One Sunday morning in October 2021 I asked my daughter what to do. She wanted to have her own coordinate from my project, so I let her choose a number. She chose #70, which was in east Singapore in Kallang.
My daughter Anna is 8 years old and that’s her description of the day:
“It was a lovely morning and my family and I were walking along a sidewalk next to a river. When I looked down onto our path, I could see a lot of rubbish and rocks. On my left side through the fence we could see some cars and trucks that have parked along the road of a building. I was looking down to the ground trying to find a few things to sample. We found some crumpled bricks and my mum told me that you can draw with them and make paint with them. So we took them as a sample and decided that we will smash them all into powder and make paint out of them so that mum and I can use it for art.”

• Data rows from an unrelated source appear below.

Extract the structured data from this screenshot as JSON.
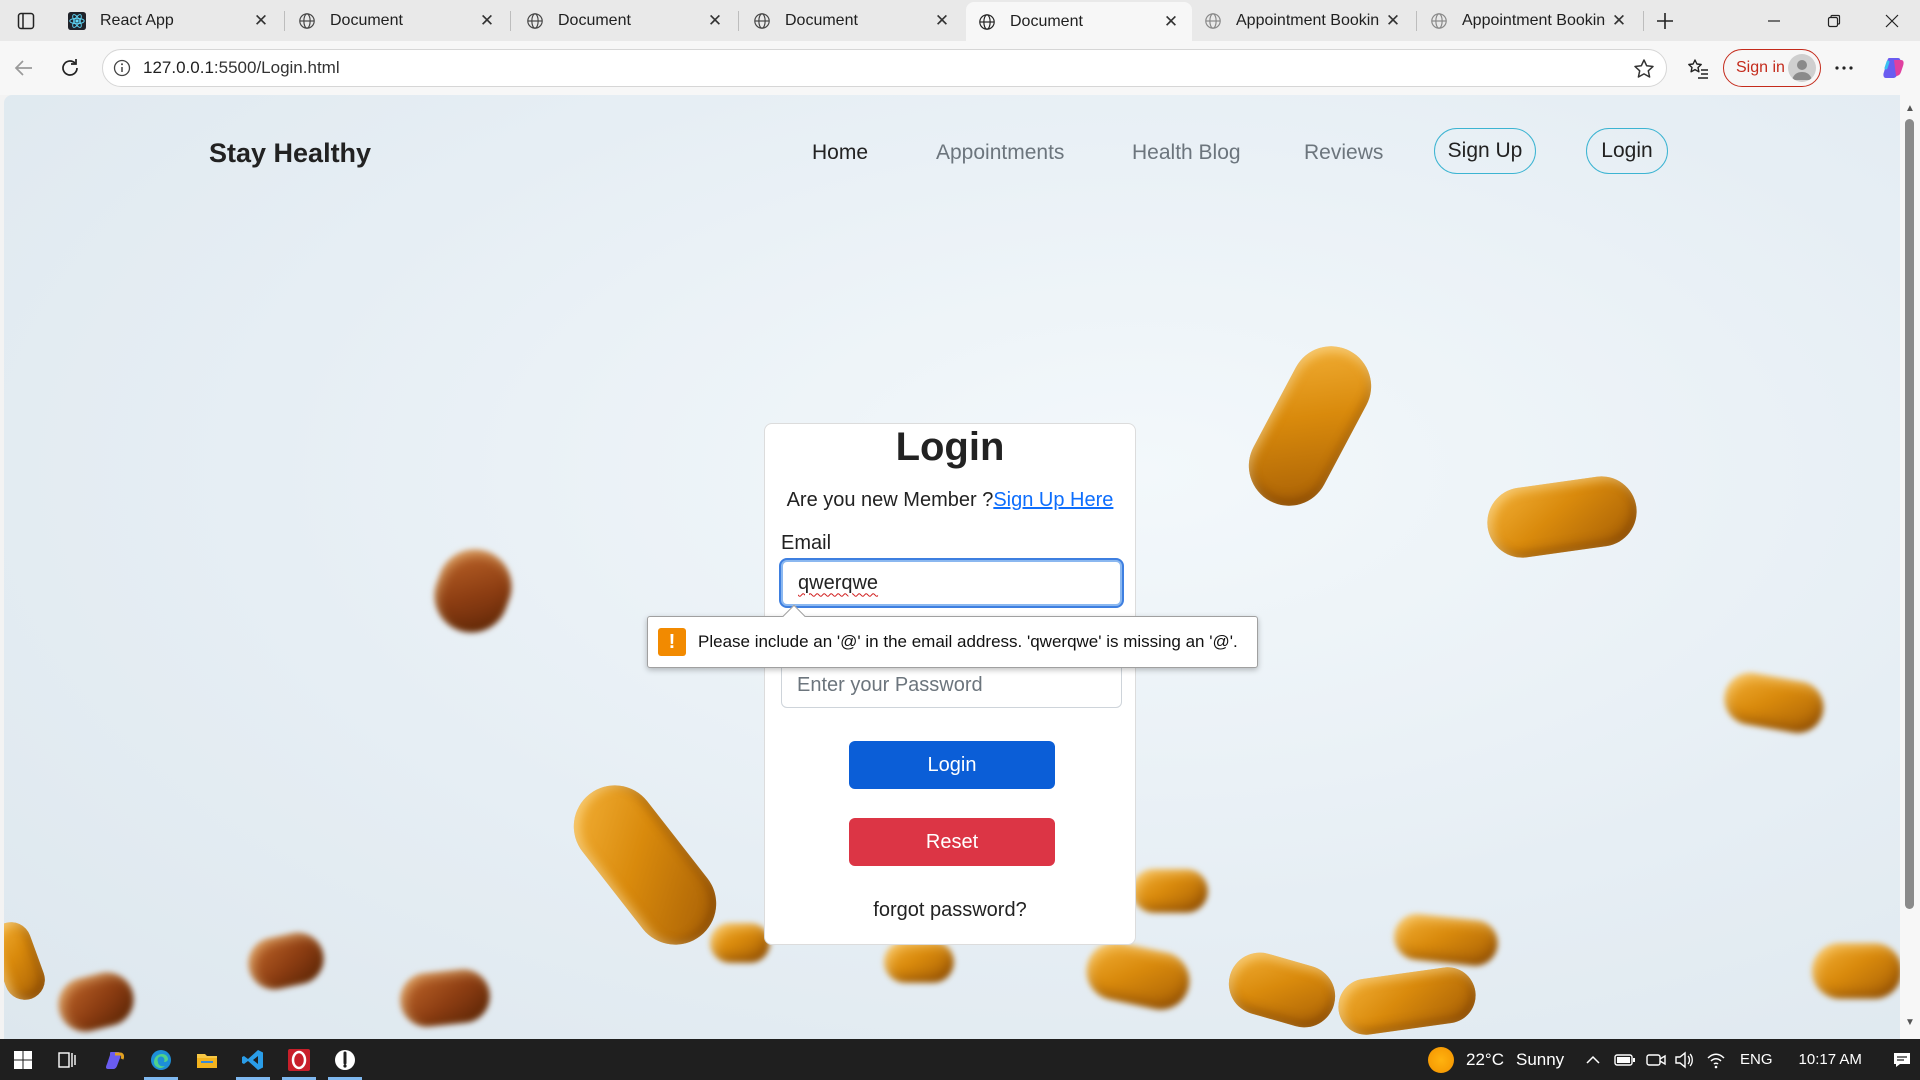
{
  "browser": {
    "tabs": [
      {
        "title": "React App",
        "icon": "react-icon",
        "active": false
      },
      {
        "title": "Document",
        "icon": "globe-icon",
        "active": false
      },
      {
        "title": "Document",
        "icon": "globe-icon",
        "active": false
      },
      {
        "title": "Document",
        "icon": "globe-icon",
        "active": false
      },
      {
        "title": "Document",
        "icon": "globe-icon",
        "active": true
      },
      {
        "title": "Appointment Booking",
        "icon": "globe-icon",
        "active": false
      },
      {
        "title": "Appointment Booking",
        "icon": "globe-icon",
        "active": false
      }
    ],
    "address": {
      "host": "127.0.0.1",
      "path": ":5500/Login.html"
    },
    "signin_label": "Sign in"
  },
  "page": {
    "brand": "Stay Healthy",
    "nav": {
      "home": "Home",
      "appointments": "Appointments",
      "health_blog": "Health Blog",
      "reviews": "Reviews",
      "signup": "Sign Up",
      "login": "Login"
    },
    "login_card": {
      "title": "Login",
      "member_prompt": "Are you new Member ?",
      "signup_link": "Sign Up Here",
      "email_label": "Email",
      "email_value": "qwerqwe",
      "password_placeholder": "Enter your Password",
      "login_button": "Login",
      "reset_button": "Reset",
      "forgot_link": "forgot password?"
    },
    "validation_tooltip": "Please include an '@' in the email address. 'qwerqwe' is missing an '@'."
  },
  "taskbar": {
    "weather": {
      "temp": "22°C",
      "condition": "Sunny"
    },
    "language": "ENG",
    "time": "10:17 AM"
  },
  "colors": {
    "primary": "#0b5ed7",
    "danger": "#dc3545",
    "nav_pill_border": "#3cb4d2",
    "link": "#0d6efd",
    "warning": "#f28a00"
  }
}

Back at home we went on a field, away from where we could annoy somebody with noise and smashed the bricks with a hammer into powder. Every family member was quite exhausted after this first step of paint-making, so the following step happened only weeks later. In the following steps my daughter sieved the powder with always finer strainers until we mixed the pigment with water and filtered it through a tee filter. I mixed gum arabic as binder to the pigment-water paste and our DYI red ochre color was ready to go. This kind of color is used along since the early Homo sapiens, as long as 40 000 years ago. Archaeology revealed cave paintings, early grinders and even prehistoric binders could have been proven with extremely sophisticated analysis. How it feels to paint with a paint made of this gifts from earth and made with your own hand my daughter experienced that day. I prepared two sheets of mountain hemp paper over night and asked her to pour it on.

Artwork
I wanted to creat something that illustrates the character of this paint. Bricks are made of burnt clay. Silica, Aluminium compounds and the coloring agent Iron Oxide and Magnesia are decomposing under certain conditions. In our case we helped by smashing them with a hammer. This loose powder can be used as a pigment. To make a paint out of it we used a gum, a natural binder. The painting shows my imagination how the color is behaving on a micro level.